Proponents of the drive to require hareidi-religious yeshiva students to enlist in the IDF expressed satisfaction Tuesday following a Supreme Court ruling that will defund yeshivas whose students do not enlist. It had been expected that the funding would continue until the law regulating hareidi draft, still in committee, was passed.
The ruling states that the Education Ministry can no longer transfer funds to be used toward the education of students aged 18-20 if the students are eligible to enlist in the IDF but have failed to do so.
“The Supreme Court has made it clear to the Knesset that even its patience has a limit, and it will no longer allow hundreds of millions of shekels to flow to yeshivas in violation of the law,” declared Uri Regev, head of the Hiddush organization for religious freedom and former head of the Reform movement in Israel.
“Ever since the cancellation of the Tal Law one and a half years ago the state has been violating the law by not enlisting yeshiva students,” he explained, adding, “The government adds insult to injury by funding them.”
Hiddush’s Vice President of Research and Information, Shahar Ilan, estimates that the new ruling will affect roughly 10,000 students – meaning that yeshivas will lose a total of roughly 25 million shekels a year in government funding.
Government officials have decided against forcibly enlisting hareidi-religious yeshiva students, choosing instead to give Members of Knesset more time to create new legislation in the matter.
The Knesset’s Equal Burden of Service Committee has been working to draft a bill on the controversial subject of hareidi enlistment.

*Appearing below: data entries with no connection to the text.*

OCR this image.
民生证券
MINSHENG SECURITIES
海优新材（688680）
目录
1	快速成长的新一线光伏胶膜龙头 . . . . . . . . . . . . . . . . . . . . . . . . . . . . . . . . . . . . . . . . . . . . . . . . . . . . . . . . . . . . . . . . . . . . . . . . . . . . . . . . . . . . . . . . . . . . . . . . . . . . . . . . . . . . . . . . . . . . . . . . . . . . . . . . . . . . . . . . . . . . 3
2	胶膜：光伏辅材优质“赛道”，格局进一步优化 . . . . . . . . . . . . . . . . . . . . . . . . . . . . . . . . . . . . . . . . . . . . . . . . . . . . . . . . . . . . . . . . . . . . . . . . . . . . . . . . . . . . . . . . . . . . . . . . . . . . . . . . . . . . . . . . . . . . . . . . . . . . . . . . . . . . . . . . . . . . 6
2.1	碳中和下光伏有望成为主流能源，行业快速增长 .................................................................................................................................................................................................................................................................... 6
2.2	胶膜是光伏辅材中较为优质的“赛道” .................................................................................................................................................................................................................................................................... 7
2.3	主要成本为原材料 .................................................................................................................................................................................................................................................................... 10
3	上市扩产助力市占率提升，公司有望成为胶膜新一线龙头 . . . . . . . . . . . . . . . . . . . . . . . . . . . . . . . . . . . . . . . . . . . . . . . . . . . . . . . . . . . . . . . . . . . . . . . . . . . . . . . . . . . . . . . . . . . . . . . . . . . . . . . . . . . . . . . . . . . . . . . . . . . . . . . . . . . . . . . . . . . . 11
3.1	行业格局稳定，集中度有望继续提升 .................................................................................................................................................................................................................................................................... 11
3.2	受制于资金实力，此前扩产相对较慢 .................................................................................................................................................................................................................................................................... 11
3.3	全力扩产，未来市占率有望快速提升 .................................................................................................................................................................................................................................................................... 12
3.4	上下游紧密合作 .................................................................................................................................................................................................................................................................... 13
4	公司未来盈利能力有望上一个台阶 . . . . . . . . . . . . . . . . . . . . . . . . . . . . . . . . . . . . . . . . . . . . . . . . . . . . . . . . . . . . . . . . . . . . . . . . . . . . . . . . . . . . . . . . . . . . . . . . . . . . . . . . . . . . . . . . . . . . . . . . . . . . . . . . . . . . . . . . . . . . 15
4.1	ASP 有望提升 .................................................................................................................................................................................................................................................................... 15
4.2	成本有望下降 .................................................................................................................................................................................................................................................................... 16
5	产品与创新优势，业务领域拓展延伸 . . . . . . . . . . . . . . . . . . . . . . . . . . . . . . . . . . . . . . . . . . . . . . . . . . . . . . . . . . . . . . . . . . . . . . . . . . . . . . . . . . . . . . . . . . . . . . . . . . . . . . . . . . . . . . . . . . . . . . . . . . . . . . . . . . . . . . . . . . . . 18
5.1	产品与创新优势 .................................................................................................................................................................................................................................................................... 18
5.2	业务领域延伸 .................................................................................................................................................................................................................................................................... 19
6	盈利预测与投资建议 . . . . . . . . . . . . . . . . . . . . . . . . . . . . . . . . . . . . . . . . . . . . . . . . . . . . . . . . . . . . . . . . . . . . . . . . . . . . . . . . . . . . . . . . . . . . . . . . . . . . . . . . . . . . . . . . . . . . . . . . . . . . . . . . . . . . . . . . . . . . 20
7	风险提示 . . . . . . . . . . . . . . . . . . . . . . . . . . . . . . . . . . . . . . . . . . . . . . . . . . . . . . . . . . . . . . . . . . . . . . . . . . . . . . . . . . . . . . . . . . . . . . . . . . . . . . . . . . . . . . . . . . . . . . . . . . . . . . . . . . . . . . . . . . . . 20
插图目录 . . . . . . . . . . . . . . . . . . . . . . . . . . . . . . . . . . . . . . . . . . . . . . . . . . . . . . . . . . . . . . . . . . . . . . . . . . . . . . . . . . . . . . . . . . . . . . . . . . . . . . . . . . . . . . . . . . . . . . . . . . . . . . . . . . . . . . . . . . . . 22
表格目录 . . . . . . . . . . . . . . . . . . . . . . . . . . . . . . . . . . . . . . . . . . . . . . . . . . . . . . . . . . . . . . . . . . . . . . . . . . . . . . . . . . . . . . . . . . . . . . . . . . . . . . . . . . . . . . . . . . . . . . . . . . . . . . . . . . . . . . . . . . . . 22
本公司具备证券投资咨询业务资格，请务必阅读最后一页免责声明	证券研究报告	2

Among other things, MKs must decide what sanctions hareidi yeshiva students should face if they fail to enlist in the IDF; several hareidi leaders have warned that the overwhelming majority of hareidi yeshiva students will go to jail rather than join the army.
Hiddush, along with the Movement for Quality Government, and other organizations decided to bring the issue to a head and appealed to the Supreme Court, asking it to order the state to draft hareidi men immediately, rather than waiting for new legislation.
The attorney representing the appeal, Gilad Barnea, said Tuesday’s ruling is cause for hope for his group. “This is an important ruling that sends a clear message… The court has made it clear that it will not tolerate a situation where someone who is obligated to perform military service does not fulfill that obligation, yet continues to get money or other support from the state,” he said.
“We assume – and hope – that this decision will motivate the government and the Knesset to finally finish the legislative process,” he added.